Mitch Wheat is a great guy. He really is. And he's clearly a mathematician.

I mean, I did a half-major as part of my BSc, doing a handful of 3rd year Pure Maths subjects (which I got HDs in too – I wasn't just sleeping during class), but Mitch… he thinks like a mathematician. You can tell when he comes up with a solution like this for converting numbers to binary. Makes me wonder if this is something he came up with, or something he read in a book. Knowing Mitch, he came up with it himself. I'm in a bit of awe here. I feel like it's the kind of solution that I could've come up with once upon a time, and hopefully could still given the right colleagues and a whiteboard. 🙂

Let's come back to the 'solution read in a book' thing.

I remember sitting in a user-group meeting in Redmond in March. Itzik was speaking. He was talking about the use of CLR in SQL, and came across the Product aggregate function. There is no product() in T-SQL, and a lot of people have considered that it's a good candidate for CLR, since you can make a user-defined aggregate function this way. Itzik's lines were something like "And I was sure there was a good way of doing this without having to use CLR, so I got reading my maths books." He mentioned some of the names that I have a vague recollection of from my university days (which I have forgotten again so won't write here), and then said that he came across log(a*b) = log(a) + log(b). And of course, almost everyone in the room had light-bulbs appear.

I wasn't so much inspired by the fact that "here's this great way of solving the product question", but rather "here's a way of solving some miscellaneous thing, where the answer comes out of a maths book." And now I've found Mitch providing me with the same hunger to academise (that's not a word, but you know what I mean).

I nearly got into academia. Having done uni, I had offers to do a PhD. But I had a good job offer, and studying didn't seem like it was going to pay the bills. A large part of me would've liked to have done. I remember being a research assistant for Professor John Crossley at Monash, helping to write code (in CAM/L, using a Tcl/Tk interface) to try to convert mathematical proofs into computer programs (the idea being that if you can prove – using really fundamental principles – that for all x, there exists a number y that has particular properties, then that proof should be able to be converted 'automatically' into a program which will find that y). I found that fascinating. I don't know whether the theory ever got really proven, but I found academia really interesting.

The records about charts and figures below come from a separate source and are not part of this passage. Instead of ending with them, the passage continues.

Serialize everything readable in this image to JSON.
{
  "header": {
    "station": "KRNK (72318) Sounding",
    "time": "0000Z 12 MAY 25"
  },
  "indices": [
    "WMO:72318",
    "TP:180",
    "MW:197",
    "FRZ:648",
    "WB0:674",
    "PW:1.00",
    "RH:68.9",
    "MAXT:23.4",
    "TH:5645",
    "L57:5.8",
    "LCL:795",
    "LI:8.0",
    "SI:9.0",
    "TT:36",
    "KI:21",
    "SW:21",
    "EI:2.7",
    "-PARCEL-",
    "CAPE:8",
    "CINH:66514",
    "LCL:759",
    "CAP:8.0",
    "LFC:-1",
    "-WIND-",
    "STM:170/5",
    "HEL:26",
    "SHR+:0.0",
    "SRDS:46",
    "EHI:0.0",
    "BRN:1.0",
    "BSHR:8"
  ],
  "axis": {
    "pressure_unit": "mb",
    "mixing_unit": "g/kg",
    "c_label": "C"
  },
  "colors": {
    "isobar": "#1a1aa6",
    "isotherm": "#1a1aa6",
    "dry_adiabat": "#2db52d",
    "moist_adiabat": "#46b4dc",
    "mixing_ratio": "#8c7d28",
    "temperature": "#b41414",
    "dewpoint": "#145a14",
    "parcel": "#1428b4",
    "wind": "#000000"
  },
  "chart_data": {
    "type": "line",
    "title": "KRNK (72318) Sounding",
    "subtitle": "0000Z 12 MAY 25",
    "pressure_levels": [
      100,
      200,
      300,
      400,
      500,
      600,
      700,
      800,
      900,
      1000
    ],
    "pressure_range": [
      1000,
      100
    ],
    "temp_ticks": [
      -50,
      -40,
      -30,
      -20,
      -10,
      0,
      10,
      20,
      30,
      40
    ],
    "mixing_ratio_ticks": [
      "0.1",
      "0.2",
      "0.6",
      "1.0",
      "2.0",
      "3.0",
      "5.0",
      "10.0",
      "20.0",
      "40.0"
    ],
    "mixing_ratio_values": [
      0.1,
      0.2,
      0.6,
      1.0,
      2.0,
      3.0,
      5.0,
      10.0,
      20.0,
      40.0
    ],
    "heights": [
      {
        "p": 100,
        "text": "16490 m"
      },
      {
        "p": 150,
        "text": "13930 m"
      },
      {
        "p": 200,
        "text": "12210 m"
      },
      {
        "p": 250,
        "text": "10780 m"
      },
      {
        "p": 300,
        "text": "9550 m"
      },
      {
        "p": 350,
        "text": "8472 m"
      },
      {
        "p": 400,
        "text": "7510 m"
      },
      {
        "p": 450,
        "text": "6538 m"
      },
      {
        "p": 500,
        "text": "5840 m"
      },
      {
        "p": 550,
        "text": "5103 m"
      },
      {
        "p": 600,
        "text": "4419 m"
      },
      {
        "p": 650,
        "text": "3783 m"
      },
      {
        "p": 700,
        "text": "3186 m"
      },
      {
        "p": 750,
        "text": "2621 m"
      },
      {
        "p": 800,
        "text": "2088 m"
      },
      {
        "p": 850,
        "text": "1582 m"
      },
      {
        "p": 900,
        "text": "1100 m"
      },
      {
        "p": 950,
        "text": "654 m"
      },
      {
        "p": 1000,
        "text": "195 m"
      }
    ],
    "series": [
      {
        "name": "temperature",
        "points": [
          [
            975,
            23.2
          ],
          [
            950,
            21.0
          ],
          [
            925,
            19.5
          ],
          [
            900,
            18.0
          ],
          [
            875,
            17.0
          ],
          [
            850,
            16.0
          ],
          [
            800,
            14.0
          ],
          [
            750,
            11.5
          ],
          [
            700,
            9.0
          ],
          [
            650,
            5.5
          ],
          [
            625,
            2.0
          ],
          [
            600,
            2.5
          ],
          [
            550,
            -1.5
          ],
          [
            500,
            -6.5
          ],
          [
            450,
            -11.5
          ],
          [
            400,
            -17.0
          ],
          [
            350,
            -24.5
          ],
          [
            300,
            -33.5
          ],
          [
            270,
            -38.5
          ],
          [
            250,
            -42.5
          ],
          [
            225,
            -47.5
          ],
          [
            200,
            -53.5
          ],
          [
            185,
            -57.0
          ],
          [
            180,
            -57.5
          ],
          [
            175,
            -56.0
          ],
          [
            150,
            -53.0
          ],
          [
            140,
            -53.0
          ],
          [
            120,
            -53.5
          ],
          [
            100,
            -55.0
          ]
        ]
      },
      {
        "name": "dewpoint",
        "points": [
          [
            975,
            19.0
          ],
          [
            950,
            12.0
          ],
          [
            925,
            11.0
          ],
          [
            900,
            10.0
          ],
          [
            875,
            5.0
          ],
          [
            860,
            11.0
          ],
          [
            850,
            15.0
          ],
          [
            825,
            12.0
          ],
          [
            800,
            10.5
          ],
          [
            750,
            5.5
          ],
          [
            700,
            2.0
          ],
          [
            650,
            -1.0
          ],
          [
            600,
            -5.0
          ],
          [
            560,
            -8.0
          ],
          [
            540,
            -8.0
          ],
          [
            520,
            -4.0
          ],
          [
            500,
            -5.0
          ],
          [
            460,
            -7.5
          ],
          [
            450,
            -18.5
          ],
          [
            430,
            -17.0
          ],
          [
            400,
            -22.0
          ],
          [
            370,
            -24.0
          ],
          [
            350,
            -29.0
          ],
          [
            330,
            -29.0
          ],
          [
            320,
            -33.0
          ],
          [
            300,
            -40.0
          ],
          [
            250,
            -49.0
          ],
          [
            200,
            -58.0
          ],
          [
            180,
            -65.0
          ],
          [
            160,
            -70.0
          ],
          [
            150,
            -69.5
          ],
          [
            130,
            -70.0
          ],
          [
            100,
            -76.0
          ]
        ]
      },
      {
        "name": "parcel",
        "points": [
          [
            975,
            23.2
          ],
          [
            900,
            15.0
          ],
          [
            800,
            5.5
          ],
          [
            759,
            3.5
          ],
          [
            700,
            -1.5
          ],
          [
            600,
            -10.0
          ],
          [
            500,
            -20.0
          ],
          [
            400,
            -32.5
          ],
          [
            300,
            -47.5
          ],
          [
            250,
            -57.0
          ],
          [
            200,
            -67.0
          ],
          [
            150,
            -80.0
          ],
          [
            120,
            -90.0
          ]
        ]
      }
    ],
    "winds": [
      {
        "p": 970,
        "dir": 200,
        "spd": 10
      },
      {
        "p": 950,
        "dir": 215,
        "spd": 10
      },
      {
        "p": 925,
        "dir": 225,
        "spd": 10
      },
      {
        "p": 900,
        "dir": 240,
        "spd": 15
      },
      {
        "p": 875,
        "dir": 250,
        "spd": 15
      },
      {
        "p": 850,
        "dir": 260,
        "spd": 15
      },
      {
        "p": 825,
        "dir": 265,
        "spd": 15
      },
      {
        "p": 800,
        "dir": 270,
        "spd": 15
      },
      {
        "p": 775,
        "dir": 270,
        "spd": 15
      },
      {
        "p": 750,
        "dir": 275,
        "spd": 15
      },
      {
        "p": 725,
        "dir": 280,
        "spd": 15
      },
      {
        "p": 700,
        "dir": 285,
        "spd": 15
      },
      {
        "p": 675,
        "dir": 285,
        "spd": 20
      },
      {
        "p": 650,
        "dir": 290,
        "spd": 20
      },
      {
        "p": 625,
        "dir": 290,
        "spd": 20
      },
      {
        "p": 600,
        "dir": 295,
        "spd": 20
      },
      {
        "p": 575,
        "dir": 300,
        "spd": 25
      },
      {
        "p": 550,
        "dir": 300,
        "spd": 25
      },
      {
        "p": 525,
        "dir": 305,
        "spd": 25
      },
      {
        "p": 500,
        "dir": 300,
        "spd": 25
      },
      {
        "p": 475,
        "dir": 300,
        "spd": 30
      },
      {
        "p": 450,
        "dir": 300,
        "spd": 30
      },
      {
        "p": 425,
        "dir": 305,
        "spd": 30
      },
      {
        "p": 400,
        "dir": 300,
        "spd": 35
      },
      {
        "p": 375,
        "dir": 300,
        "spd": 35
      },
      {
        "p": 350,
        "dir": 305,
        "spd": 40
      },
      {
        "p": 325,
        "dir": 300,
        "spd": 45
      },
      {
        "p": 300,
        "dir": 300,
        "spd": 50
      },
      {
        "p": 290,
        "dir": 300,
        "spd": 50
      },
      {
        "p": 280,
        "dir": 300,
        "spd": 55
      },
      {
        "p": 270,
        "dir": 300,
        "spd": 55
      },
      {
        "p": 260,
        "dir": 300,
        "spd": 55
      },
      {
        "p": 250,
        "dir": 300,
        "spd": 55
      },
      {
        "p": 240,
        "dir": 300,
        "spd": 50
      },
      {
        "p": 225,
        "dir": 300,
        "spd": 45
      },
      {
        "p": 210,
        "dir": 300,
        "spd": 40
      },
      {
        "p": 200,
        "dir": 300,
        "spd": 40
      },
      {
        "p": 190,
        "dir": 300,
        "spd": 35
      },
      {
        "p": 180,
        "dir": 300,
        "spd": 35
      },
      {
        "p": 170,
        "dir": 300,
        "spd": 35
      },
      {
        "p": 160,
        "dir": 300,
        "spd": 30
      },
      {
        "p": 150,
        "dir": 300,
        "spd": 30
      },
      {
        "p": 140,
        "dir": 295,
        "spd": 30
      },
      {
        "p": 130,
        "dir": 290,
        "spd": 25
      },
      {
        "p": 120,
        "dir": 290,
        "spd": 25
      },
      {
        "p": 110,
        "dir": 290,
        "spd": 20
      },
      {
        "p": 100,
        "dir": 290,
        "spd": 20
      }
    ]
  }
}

And of course, in the 'real' world, the uses of academia are somewhat doubted. It was good to see a locknote session at Tech.Ed (AU) this year about some of the image processing stuff that Microsoft Research Labs are working on. But I'm also really curious to know about algorithms for solving interesting problems.

 

This Post Has One Comment

  1. Mitch Wheat

    Hi Rob

    Thanks for the kind words! I’ve used similar techniques in various guises for quite a few years (I’ve done a fair bit in the way of bit manipulation algorithms and assembler), but it is not a new technique. I can’t remember where I first saw something similiar. I suppose it is really just a one-to-one mapping.